ITALY – Campari Group has announced plans to take over the production of the French liqueur Picon internally by the end of the year, marking a significant strategic move following the conclusion of a deal with Diageo.
The decision comes after Campari acquired Picon in 2022, with Diageo initially agreeing to continue manufacturing Picon products for a transitional period of two years.
Now, Campari intends to transfer the production to its facility in Aubevoye, situated northwest of Paris.
“This is a standard procedure that we have planned to do since the closing of the acquisition,” stated a spokesperson for Campari Group. “We aim to anchor brands to their territories, and this is a part of the brand’s heritage.”

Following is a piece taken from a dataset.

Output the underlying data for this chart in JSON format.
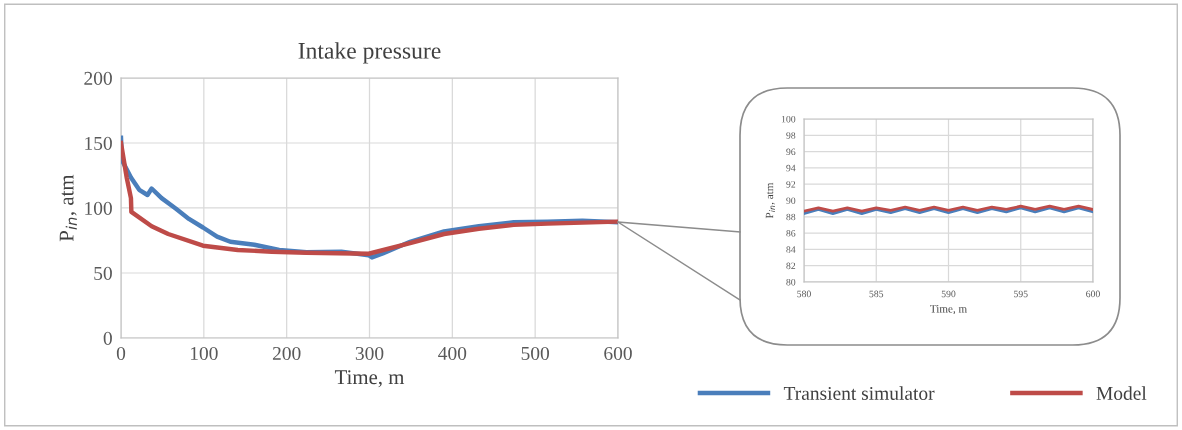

Picon, known for its distinct French flavor, has a strong foothold in its domestic market, with approximately 80 percent of its €21.5 million (US$23.3M) sales in the fiscal year ended June 2021 coming from France.
In Campari’s 2023 annual report, France and Belgium were identified as the “core markets” for Picon.
In addition to the internal restructuring surrounding Picon, Campari Group made headlines late last year with the announcement of its acquisition of Courvoisier, a renowned Cognac brand, from Beam Suntory for up to US$1.32 billion.
The deal is set to be Campari’s largest acquisition to date underscoring the company’s commitment to strategic expansion and portfolio diversification.
The Italian company’s full-year sales rose by 8.2 percent (on a reported basis) to €2.92 billion (US$3.1bn). Fourth quarter (Q4) sales increased by 10.6 percent. In the first six months of 2023, the Milan-based group’s sales grew by 14.2 percent.
Campari attributed the group’s positive full-year performance to ‘solid brand momentum’, led by double-digit gains for apéritif brands Aperol and Campari, and Espolòn Tequila.
By market, the group recorded increases in all regions, with the US – its biggest market with 44 percent of total sales – rising by 7.7 percent.
For 2024, the group said it ‘remains confident on continued industry outperformance in a normalising macro environment’.
Matteo Fantacchiotti, deputy CEO of Campari Group, expressed confidence in the company’s growth trajectory, stating, “We will continue our transformational growth journey, leveraging Campari Group’s key strategic pillars, combining organic and M&A growth, geographic and portfolio expansion, and balancing growth with returns.”